Zgodnie z ogólną zasadą rozkładu ciężaru dowodu wyrażoną w art. 6 k.c. ciężar wykazania braku odpowiedzialności za krzywdę i szkodę powódki spoczywał na stronie pozwanej, gdyż to ona wywodziła dla siebie z tego faktu korzystne skutki prawne.

Powódka wykazała, że betonowa podstawa banera reklamowego należącego do (...) Sp. z o. o. z siedzibą w P. nie była należycie zabezpieczona, gdy pozostawała na deptaku, jak również wykazała, że zagrażało to bezpieczeństwu pieszych i stanowiło bezpośrednią przyczynę jej upadku. Strona pozwana nie udowodniła natomiast, że ubezpieczony u niej właściciel banera dochował należytej staranności w zapewnieniu bezpieczeństwa pieszym poruszającym się w miejscu ustawienia betonowej podstawy banera.

W świetle powyższych rozważań stwierdzić należy, że w niniejszej sprawie po stronie podmiotu ubezpieczonego przez stronę pozwaną wystąpiło co najmniej bezprawne zaniechanie w postaci niedołożenia należytej staranności przy korzystaniu z banera reklamowego, co skutkowało pozostawieniem po zmroku betonowego stojaka banera
w miejscu, w którym poruszali się piesi, bez zabezpieczenia tego miejsca.

Zgodnie z art. 355 § 1 k.c. dłużnik jest obowiązany do staranności ogólnie wymaganej w stosunkach danego rodzaju (należyta staranność), przy czym na mocy art. 355 § 2 k.c. należytą staranność dłużnika w zakresie prowadzonej działalności gospodarczej określa się przy uwzględnieniu zawodowego charakteru tej działalności.

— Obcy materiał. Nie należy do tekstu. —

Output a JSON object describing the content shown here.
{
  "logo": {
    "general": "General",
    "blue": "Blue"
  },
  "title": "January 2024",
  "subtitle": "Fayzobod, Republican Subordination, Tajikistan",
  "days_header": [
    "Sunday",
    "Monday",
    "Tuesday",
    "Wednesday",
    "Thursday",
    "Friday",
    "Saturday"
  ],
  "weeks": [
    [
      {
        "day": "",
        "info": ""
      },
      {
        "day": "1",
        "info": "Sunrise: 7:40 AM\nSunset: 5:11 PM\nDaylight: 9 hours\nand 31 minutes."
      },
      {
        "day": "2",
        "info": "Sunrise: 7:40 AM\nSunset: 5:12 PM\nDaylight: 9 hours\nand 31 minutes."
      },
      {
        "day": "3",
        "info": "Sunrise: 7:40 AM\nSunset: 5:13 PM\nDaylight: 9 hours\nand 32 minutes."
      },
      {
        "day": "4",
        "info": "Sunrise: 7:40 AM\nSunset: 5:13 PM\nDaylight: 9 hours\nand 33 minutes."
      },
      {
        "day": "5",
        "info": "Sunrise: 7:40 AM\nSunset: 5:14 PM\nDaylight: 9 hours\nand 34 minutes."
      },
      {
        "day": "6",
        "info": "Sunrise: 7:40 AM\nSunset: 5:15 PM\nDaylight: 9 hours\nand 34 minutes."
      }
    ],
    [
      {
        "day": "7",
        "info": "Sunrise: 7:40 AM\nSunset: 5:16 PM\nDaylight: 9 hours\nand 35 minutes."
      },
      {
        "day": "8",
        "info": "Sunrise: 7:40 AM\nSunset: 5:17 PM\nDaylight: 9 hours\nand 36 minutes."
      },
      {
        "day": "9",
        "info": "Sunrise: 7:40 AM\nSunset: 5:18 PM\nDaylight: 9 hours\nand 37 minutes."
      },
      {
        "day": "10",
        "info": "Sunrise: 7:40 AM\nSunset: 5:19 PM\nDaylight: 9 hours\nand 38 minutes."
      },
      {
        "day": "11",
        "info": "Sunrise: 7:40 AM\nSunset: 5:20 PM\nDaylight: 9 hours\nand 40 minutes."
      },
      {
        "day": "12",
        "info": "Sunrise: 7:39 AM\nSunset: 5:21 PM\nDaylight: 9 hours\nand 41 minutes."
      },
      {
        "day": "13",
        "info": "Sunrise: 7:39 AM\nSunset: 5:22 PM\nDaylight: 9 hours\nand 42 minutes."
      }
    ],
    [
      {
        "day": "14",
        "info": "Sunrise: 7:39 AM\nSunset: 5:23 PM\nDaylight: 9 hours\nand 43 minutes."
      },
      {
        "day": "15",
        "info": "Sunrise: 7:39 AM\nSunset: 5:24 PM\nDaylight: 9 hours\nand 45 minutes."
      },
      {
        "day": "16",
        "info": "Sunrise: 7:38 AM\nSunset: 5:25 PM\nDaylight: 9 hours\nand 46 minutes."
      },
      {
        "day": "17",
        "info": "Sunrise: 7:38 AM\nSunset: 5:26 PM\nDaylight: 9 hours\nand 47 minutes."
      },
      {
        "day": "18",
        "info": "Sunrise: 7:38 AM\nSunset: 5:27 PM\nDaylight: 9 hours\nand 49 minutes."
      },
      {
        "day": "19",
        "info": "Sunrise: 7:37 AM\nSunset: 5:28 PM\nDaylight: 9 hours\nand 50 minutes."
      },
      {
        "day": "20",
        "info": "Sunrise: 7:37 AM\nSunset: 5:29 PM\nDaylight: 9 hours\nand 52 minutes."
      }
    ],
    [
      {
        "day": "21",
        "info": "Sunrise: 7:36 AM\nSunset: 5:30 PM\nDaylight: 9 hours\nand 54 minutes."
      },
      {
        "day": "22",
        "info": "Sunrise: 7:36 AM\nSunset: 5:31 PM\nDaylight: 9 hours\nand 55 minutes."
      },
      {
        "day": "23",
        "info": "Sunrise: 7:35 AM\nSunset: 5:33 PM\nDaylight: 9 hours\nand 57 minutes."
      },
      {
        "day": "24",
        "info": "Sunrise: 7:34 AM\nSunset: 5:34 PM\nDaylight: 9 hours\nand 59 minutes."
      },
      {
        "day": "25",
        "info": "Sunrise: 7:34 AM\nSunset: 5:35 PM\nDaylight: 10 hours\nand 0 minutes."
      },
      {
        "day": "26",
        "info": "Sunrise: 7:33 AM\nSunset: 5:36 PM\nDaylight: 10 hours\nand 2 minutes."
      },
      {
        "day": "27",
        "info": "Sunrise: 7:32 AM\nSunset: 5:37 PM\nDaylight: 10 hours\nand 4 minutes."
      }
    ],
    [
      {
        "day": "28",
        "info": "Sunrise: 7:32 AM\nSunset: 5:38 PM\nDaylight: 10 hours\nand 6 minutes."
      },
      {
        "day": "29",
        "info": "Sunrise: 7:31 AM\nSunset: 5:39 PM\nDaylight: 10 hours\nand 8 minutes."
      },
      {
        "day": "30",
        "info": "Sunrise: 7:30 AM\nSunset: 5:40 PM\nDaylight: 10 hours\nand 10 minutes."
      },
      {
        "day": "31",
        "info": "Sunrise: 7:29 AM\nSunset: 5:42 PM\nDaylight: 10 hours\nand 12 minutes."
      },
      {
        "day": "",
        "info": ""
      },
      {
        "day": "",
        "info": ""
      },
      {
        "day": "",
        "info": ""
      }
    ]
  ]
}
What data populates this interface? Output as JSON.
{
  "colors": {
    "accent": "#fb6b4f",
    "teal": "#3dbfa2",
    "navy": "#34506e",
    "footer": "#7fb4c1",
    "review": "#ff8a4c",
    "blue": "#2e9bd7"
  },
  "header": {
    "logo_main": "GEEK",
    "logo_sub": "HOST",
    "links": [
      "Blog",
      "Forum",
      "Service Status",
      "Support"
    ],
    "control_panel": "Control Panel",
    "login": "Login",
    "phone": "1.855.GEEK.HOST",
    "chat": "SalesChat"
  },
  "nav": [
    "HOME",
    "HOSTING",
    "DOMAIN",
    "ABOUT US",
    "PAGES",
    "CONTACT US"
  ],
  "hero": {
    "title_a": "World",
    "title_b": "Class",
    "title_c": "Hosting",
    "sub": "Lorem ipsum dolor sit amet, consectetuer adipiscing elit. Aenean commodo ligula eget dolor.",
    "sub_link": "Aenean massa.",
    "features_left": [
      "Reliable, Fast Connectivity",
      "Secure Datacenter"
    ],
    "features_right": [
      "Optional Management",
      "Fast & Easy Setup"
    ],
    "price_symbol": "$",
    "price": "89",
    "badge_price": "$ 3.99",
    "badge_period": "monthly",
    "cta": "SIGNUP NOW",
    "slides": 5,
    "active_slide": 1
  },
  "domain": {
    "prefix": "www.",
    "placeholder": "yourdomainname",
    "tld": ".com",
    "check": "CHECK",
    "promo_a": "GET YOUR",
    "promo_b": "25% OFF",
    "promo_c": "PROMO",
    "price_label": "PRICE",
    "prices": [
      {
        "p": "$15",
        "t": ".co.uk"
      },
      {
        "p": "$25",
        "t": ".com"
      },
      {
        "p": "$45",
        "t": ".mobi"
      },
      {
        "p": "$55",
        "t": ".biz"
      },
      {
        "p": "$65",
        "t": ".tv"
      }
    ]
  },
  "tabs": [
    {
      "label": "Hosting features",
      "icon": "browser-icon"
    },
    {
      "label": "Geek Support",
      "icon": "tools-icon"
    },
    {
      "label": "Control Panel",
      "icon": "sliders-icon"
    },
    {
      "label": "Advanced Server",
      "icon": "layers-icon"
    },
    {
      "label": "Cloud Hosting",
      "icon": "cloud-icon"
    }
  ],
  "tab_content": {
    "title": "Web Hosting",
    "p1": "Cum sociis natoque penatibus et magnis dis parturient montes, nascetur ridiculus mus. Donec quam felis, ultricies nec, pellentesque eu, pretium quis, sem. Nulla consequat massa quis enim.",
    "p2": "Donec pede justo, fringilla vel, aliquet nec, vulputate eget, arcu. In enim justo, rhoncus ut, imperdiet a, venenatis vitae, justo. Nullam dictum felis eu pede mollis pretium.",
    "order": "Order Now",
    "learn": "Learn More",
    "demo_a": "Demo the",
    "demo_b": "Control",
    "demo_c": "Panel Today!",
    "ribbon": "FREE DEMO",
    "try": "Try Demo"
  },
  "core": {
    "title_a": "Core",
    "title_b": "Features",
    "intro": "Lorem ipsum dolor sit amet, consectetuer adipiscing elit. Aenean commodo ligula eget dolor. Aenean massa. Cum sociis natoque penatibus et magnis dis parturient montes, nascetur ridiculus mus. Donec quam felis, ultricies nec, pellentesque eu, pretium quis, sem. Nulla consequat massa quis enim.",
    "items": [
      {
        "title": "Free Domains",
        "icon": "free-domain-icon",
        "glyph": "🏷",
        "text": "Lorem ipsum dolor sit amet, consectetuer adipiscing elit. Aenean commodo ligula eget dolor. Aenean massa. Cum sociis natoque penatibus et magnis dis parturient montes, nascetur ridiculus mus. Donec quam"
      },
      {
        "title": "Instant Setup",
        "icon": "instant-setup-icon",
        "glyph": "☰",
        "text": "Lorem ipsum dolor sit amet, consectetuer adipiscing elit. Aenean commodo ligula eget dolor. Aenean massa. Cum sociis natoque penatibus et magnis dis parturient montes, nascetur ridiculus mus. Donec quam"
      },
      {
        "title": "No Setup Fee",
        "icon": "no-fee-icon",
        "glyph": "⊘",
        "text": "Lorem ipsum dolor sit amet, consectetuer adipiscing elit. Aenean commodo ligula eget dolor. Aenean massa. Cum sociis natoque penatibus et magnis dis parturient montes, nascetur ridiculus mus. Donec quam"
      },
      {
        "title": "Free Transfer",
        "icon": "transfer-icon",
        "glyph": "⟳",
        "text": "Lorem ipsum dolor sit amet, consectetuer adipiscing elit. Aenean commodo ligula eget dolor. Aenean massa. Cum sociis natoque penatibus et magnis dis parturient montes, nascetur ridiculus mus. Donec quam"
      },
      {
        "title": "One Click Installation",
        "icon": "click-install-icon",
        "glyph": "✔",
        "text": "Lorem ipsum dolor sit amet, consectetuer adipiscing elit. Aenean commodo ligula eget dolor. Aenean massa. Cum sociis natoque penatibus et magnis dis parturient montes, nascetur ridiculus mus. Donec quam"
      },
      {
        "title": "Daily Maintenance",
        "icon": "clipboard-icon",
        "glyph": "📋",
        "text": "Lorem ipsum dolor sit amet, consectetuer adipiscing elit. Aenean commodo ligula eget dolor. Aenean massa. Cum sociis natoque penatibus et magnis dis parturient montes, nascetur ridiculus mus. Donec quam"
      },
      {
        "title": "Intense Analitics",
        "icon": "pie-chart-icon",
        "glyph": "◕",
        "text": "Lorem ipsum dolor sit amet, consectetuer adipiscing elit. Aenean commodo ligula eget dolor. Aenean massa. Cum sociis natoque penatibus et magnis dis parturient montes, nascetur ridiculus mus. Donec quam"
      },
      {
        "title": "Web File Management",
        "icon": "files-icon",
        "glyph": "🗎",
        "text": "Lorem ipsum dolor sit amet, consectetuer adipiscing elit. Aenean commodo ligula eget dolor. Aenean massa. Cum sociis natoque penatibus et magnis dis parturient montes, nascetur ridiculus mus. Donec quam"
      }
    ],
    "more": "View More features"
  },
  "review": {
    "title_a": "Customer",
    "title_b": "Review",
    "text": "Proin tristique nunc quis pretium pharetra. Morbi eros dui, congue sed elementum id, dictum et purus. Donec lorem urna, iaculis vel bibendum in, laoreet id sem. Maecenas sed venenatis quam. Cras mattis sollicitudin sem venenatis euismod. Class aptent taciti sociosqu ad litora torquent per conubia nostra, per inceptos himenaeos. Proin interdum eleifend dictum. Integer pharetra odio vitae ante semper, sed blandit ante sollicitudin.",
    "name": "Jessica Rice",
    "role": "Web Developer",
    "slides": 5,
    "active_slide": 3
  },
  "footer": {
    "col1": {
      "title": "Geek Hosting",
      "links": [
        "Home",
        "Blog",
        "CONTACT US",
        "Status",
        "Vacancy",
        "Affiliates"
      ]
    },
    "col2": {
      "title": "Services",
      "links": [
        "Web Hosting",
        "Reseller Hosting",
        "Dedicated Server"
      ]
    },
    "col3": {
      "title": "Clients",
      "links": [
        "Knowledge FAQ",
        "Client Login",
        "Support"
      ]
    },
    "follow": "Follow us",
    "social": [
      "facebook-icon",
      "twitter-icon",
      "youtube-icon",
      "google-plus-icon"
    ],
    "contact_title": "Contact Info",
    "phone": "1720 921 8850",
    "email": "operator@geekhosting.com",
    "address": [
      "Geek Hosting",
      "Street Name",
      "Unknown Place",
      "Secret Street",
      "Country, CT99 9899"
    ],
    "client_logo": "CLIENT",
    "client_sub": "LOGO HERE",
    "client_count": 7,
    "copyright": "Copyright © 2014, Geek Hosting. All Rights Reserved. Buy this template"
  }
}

Nie ulega wątpliwości, że (...) Sp. z o. o. z siedzibą
w P. odpowiada za działania zatrudnionych przez siebie osób (art. 430 k.c.),
a skoro pracownicy w/w firmy nie wykonywali poleceń przełożonych co do prawidłowego eksponowania i przechowywania banera reklamowego apteki, to winę za ich zaniedbania ponosi (...) Sp. z o. o. z siedzibą w P., która nie zapewniła należytego nadzoru na wykonywaniem czynności powierzonych pracownikom spółki.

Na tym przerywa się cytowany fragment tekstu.